On this day in 1891, Charles Wells was on a winning streak again at the Monte Carlo Casino.
But his past as a fraudster was already threatening to catch up with him. Exactly 125 years ago, a London magazine called Truth ran an article on Wells – the latest of many.
A fortnight ago [the editor wrote] I hazarded the opinion that the recent advertisement offering a return of £30,000 per month for an investment of £6,000 was the work of this rascal, with whose modus operandi most readers of Truth must by this time be familiar. It turns out that I was right. Several persons who have had the curiosity to answer the advertisement, sent me Wells’s replies. All are in identical terms, and actually promise that the amount of profits reaped (which, after a week, will be divided daily) will “far exceed” the fabulous sum named in the advertisement. If it is worth while for a detective to hunt down an “astrologer” who advertises for shillings, why is this Wells left free to defraud the public year after year? [Truth, 5 November 1891]

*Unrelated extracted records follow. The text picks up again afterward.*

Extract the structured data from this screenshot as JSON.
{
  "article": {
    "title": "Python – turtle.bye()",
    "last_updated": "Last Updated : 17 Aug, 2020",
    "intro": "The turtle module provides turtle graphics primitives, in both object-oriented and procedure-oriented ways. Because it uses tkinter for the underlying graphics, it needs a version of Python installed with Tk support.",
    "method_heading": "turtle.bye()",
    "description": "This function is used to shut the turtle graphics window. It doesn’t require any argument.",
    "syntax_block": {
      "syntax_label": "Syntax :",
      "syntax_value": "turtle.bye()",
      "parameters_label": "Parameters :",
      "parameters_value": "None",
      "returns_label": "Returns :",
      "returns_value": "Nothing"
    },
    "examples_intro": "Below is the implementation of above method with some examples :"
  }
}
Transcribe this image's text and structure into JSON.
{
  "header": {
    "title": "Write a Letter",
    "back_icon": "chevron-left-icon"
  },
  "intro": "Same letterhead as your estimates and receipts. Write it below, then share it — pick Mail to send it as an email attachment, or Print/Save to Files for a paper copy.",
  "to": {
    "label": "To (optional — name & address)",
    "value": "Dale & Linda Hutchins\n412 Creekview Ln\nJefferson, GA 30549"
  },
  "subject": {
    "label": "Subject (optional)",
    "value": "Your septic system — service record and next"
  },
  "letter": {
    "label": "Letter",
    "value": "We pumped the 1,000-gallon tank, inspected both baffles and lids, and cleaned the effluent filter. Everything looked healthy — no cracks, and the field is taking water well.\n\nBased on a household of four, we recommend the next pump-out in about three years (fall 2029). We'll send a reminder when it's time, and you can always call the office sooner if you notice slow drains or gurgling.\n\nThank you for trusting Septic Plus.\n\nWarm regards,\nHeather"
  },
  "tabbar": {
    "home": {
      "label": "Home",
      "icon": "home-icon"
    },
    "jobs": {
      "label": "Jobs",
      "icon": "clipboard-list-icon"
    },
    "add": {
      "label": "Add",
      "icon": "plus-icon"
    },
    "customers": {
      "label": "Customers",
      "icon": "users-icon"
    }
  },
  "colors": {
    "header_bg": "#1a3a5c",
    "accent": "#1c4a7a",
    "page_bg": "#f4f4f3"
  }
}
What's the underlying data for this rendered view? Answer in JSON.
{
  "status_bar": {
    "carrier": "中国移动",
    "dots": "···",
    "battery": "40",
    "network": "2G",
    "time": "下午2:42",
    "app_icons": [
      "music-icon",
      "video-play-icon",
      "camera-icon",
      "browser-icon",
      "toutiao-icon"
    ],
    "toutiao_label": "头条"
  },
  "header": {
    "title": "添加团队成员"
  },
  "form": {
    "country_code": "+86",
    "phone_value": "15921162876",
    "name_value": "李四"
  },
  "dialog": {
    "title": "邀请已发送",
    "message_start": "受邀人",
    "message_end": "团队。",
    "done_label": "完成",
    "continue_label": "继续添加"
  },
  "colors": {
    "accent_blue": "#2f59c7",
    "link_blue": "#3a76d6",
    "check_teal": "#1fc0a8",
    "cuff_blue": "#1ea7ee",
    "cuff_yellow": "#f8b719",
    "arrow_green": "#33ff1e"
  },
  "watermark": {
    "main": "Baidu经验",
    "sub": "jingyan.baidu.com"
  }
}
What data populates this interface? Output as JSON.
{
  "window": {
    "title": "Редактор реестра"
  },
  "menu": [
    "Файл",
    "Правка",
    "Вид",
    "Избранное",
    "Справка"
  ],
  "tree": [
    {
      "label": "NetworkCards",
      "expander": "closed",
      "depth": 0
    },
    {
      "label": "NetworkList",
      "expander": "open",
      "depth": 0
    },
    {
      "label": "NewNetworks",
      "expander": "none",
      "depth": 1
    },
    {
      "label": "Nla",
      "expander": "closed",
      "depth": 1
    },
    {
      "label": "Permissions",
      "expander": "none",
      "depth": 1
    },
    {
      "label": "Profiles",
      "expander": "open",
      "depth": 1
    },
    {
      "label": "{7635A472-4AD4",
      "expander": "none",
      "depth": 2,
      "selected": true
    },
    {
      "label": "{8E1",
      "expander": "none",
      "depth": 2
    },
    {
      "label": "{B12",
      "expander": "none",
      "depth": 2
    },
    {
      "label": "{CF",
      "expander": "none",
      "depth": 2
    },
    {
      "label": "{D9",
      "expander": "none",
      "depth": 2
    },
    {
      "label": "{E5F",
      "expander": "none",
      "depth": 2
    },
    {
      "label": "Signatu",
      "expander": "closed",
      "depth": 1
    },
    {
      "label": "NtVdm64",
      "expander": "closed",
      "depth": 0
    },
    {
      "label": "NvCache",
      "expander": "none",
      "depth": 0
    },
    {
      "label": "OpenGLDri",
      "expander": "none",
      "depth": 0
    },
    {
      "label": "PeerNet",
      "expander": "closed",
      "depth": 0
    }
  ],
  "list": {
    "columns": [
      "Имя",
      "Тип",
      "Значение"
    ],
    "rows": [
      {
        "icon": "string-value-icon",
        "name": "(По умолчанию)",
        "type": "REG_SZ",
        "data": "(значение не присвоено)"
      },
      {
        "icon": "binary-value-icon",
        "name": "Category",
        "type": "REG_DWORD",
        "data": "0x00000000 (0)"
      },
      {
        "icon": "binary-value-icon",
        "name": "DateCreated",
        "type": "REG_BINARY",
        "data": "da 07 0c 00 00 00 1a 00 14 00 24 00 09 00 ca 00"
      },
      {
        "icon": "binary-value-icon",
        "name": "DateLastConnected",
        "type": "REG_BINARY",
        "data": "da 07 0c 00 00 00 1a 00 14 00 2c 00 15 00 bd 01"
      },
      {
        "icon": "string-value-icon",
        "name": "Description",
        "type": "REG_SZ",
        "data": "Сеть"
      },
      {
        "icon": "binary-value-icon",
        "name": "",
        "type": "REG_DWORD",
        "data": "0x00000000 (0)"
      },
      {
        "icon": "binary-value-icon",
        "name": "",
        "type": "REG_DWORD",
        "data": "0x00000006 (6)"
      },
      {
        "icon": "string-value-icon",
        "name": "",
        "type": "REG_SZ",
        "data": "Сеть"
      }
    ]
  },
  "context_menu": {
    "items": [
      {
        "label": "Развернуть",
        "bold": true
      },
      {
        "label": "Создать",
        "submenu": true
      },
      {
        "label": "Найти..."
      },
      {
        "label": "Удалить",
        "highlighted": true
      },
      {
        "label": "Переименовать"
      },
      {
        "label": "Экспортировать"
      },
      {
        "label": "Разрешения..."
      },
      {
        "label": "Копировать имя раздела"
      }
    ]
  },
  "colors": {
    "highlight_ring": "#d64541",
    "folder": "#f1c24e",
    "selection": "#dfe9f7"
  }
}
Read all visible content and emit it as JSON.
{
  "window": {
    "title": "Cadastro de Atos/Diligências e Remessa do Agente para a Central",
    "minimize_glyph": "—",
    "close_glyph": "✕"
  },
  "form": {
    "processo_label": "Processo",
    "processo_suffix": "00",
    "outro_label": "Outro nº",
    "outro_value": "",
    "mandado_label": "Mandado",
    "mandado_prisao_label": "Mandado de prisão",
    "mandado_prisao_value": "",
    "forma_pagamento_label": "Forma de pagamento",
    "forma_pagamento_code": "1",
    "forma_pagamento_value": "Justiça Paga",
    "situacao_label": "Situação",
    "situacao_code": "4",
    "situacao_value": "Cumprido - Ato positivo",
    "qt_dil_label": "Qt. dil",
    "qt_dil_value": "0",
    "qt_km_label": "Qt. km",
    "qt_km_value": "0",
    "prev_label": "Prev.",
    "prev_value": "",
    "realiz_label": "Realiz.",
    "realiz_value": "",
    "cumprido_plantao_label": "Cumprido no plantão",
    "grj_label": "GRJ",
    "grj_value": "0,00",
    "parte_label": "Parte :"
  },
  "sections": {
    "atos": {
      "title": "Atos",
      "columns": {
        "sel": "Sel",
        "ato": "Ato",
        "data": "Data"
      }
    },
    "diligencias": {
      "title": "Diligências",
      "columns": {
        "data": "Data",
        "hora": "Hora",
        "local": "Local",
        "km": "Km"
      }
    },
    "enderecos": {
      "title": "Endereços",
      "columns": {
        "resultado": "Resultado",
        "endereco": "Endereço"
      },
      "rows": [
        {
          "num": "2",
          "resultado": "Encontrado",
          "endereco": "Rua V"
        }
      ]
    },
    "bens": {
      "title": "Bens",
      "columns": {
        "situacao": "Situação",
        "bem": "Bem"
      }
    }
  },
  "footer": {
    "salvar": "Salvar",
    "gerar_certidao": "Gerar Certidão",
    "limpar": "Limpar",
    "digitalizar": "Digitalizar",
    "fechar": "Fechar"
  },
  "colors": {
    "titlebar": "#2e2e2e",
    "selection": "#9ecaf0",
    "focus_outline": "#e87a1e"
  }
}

It is very clear that suspicions were already mounting, but at this point no-one was quite prepared to state that Wells, the fraudster, and Wells, the Monte Carlo bank breaker, were one and the same person. Before long, though, an enterprising journalist from the Evening News would show that this was indeed the case. The revelation would mark the beginning of turbulent times for Charles Deville Wells.